There are several limitations to this study. First, because there is no gold standard for the diagnosis of LTBI, cases with active TB disease may have been missed among screening contacts with presumed LTBI. However, this is highly unlikely since all of the subjects demonstrated normal clinical and radiological findings. Indeed, there were no missed cases of active TB disease detected during the subsequent 3 years of follow-up.

Second, because there were significant differences in the frequency of patients with underlying disease and mean age of both groups (Table 3), these factors have influenced the quantitative response of IFN-γ for both MTB-specific antigens in this study.

Third, the present definition of LTBI is arbitrary. Indeed, there is no gold standard for defining LTBI. IGRA results correlate better with exposure than TST results; the lifetime risk of active TB disease based on IGRA results only currently remains unknown [12]. The clinical situation resulting from the present CDC recommendations was investigated [1]; subjects considered as having probable LTBI were detected by a positive QFT-2G test result despite negative TST results. Although the T-SPOT.TB test has been used as an IGRA, Janssens et al. [9] indicated that studying only T-SPOT.TB-positive subjects or T-SPOT.TB- and TST-positive subjects did not significantly alter the results according to prevailing guidelines.

Fourth, we used the QFT-2G test as an IGRA in this study because the QFT-2G assay is currently the only IGRA commercially available in Japan. Newer commercial assays such as T-SPOT.TB (Oxford-Immunotec) and QuantiFERON-TB Gold In-Tube (Cellestis) have many differences and may provide higher levels of sensitivity [13]. Indeed, Harada et al. [14] reported that the sensitivity of the QFT Gold In-Tube test (93%) was significantly higher than that of the QFT-2G test (81%), although the specificities of both tests were the same (99%). We think that the QFT Gold In-Tube or T-SPOT.TB should be approved and made commercially available for the supportive diagnosis of active TB disease and LTBI.

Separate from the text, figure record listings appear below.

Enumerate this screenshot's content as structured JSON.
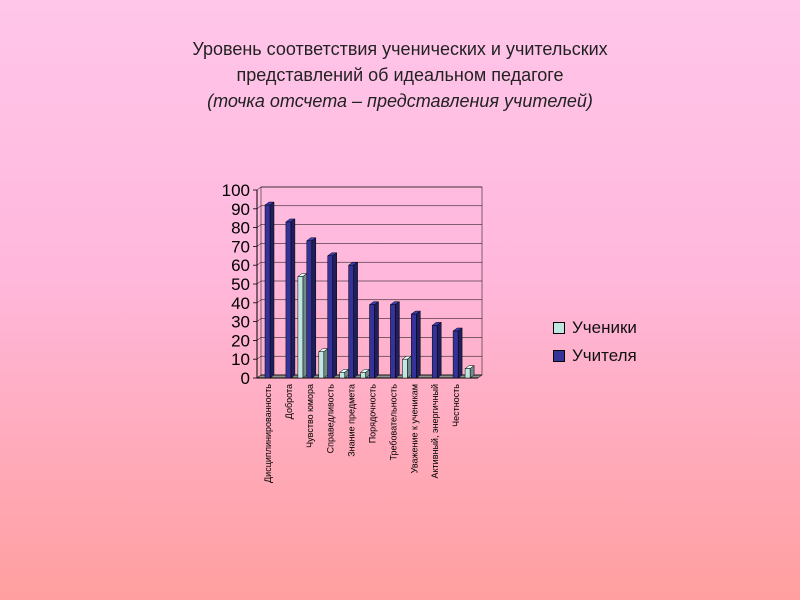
{
  "title": {
    "line1": "Уровень соответствия ученических и учительских",
    "line2": "представлений об идеальном педагоге",
    "line3": "(точка отсчета – представления учителей)"
  },
  "colors": {
    "students": "#bfe6e2",
    "teachers": "#35339a"
  },
  "chart_data": {
    "type": "bar",
    "categories": [
      "Дисциплинированность",
      "Доброта",
      "Чувство юмора",
      "Справедливость",
      "Знание предмета",
      "Порядочность",
      "Требовательность",
      "Уважение к ученикам",
      "Активный, энергичный",
      "Честность"
    ],
    "series": [
      {
        "name": "Ученики",
        "values": [
          0,
          54,
          14,
          3,
          3,
          0,
          10,
          0,
          0,
          5
        ]
      },
      {
        "name": "Учителя",
        "values": [
          92,
          83,
          73,
          65,
          60,
          39,
          39,
          34,
          28,
          25
        ]
      }
    ],
    "yticks": [
      "0",
      "10",
      "20",
      "30",
      "40",
      "50",
      "60",
      "70",
      "80",
      "90",
      "100"
    ],
    "ylim": [
      0,
      100
    ],
    "grid": true,
    "legend_position": "right"
  }
}
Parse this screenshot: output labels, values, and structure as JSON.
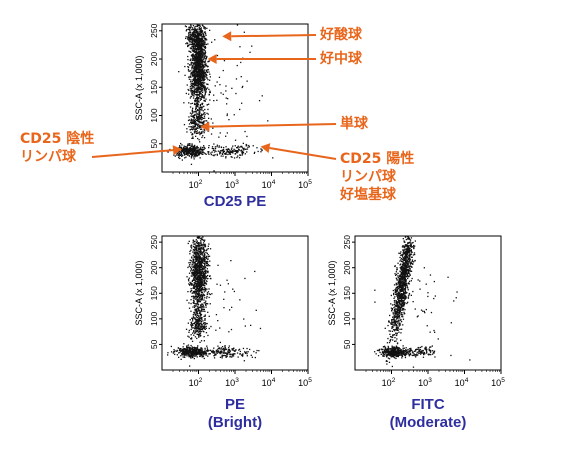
{
  "colors": {
    "annotation": "#e8661c",
    "caption": "#2e2e9e",
    "dots": "#111111",
    "axis": "#000000"
  },
  "chart_data": [
    {
      "id": "top",
      "type": "scatter",
      "x_scale": "log",
      "xlim": [
        10,
        100000
      ],
      "ylim": [
        0,
        262
      ],
      "ylabel": "SSC-A (x 1,000)",
      "x_ticks": [
        "10^2",
        "10^3",
        "10^4",
        "10^5"
      ],
      "x_tick_values": [
        100,
        1000,
        10000,
        100000
      ],
      "y_ticks": [
        "50",
        "100",
        "150",
        "200",
        "250"
      ],
      "y_tick_values": [
        50,
        100,
        150,
        200,
        250
      ],
      "caption": [
        "CD25 PE"
      ],
      "clusters": [
        {
          "name": "eosinophils",
          "n": 260,
          "x_log": [
            1.9,
            0.13
          ],
          "y": [
            240,
            12
          ]
        },
        {
          "name": "neutrophils",
          "n": 1300,
          "x_log": [
            1.98,
            0.11
          ],
          "y": [
            185,
            38
          ]
        },
        {
          "name": "monocytes",
          "n": 220,
          "x_log": [
            1.95,
            0.12
          ],
          "y": [
            90,
            15
          ]
        },
        {
          "name": "cd25-neg-lymph",
          "n": 380,
          "x_log": [
            1.75,
            0.22
          ],
          "y": [
            38,
            5
          ]
        },
        {
          "name": "cd25-pos-lymph",
          "n": 160,
          "x_log": [
            2.9,
            0.35
          ],
          "y": [
            38,
            5
          ]
        },
        {
          "name": "scatter",
          "n": 80,
          "x_log": [
            2.6,
            0.5
          ],
          "y": [
            120,
            70
          ]
        }
      ],
      "annotations": [
        {
          "lines": [
            "好酸球"
          ],
          "target": [
            2.65,
            240
          ]
        },
        {
          "lines": [
            "好中球"
          ],
          "target": [
            2.25,
            200
          ]
        },
        {
          "lines": [
            "単球"
          ],
          "target": [
            2.05,
            80
          ]
        },
        {
          "lines": [
            "CD25 陽性",
            "リンパ球",
            "好塩基球"
          ],
          "target": [
            3.7,
            45
          ]
        },
        {
          "lines": [
            "CD25 陰性",
            "リンパ球"
          ],
          "target": [
            1.55,
            40
          ]
        }
      ]
    },
    {
      "id": "bottom-left",
      "type": "scatter",
      "x_scale": "log",
      "xlim": [
        10,
        100000
      ],
      "ylim": [
        0,
        262
      ],
      "ylabel": "SSC-A (x 1,000)",
      "x_ticks": [
        "10^2",
        "10^3",
        "10^4",
        "10^5"
      ],
      "x_tick_values": [
        100,
        1000,
        10000,
        100000
      ],
      "y_ticks": [
        "50",
        "100",
        "150",
        "200",
        "250"
      ],
      "y_tick_values": [
        50,
        100,
        150,
        200,
        250
      ],
      "caption": [
        "PE",
        "(Bright)"
      ],
      "clusters": [
        {
          "name": "neutrophils",
          "n": 1100,
          "x_log": [
            2.0,
            0.12
          ],
          "y": [
            190,
            40
          ]
        },
        {
          "name": "monocytes",
          "n": 200,
          "x_log": [
            1.98,
            0.12
          ],
          "y": [
            90,
            15
          ]
        },
        {
          "name": "lymph-neg",
          "n": 360,
          "x_log": [
            1.8,
            0.22
          ],
          "y": [
            36,
            5
          ]
        },
        {
          "name": "lymph-pos",
          "n": 150,
          "x_log": [
            2.8,
            0.35
          ],
          "y": [
            36,
            5
          ]
        },
        {
          "name": "scatter",
          "n": 60,
          "x_log": [
            2.6,
            0.5
          ],
          "y": [
            120,
            70
          ]
        }
      ]
    },
    {
      "id": "bottom-right",
      "type": "scatter",
      "x_scale": "log",
      "xlim": [
        10,
        100000
      ],
      "ylim": [
        0,
        262
      ],
      "ylabel": "SSC-A (x 1,000)",
      "x_ticks": [
        "10^2",
        "10^3",
        "10^4",
        "10^5"
      ],
      "x_tick_values": [
        100,
        1000,
        10000,
        100000
      ],
      "y_ticks": [
        "50",
        "100",
        "150",
        "200",
        "250"
      ],
      "y_tick_values": [
        50,
        100,
        150,
        200,
        250
      ],
      "caption": [
        "FITC",
        "(Moderate)"
      ],
      "clusters": [
        {
          "name": "granulocytes",
          "n": 1100,
          "x_log": [
            2.28,
            0.09
          ],
          "y": [
            170,
            55
          ],
          "slope": 0.0022
        },
        {
          "name": "lymph-neg",
          "n": 320,
          "x_log": [
            2.05,
            0.18
          ],
          "y": [
            36,
            5
          ]
        },
        {
          "name": "lymph-pos",
          "n": 130,
          "x_log": [
            2.7,
            0.3
          ],
          "y": [
            36,
            5
          ]
        },
        {
          "name": "scatter",
          "n": 50,
          "x_log": [
            2.7,
            0.5
          ],
          "y": [
            110,
            60
          ]
        }
      ]
    }
  ]
}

In conclusion, we demonstrated significant differences in the quantitative responses of IFN-γ to MTB between patients with active TB disease and those with LTBI in this study. However, there is an overlap in the IFN-γ levels between active TB disease and LTBI groups. Therefore, it would be difficult to use the QFT-2G test to completely discriminate active TB disease from LTBI. A large-scale longitudinal study that investigates this important potential use of IGRAs test is awaited.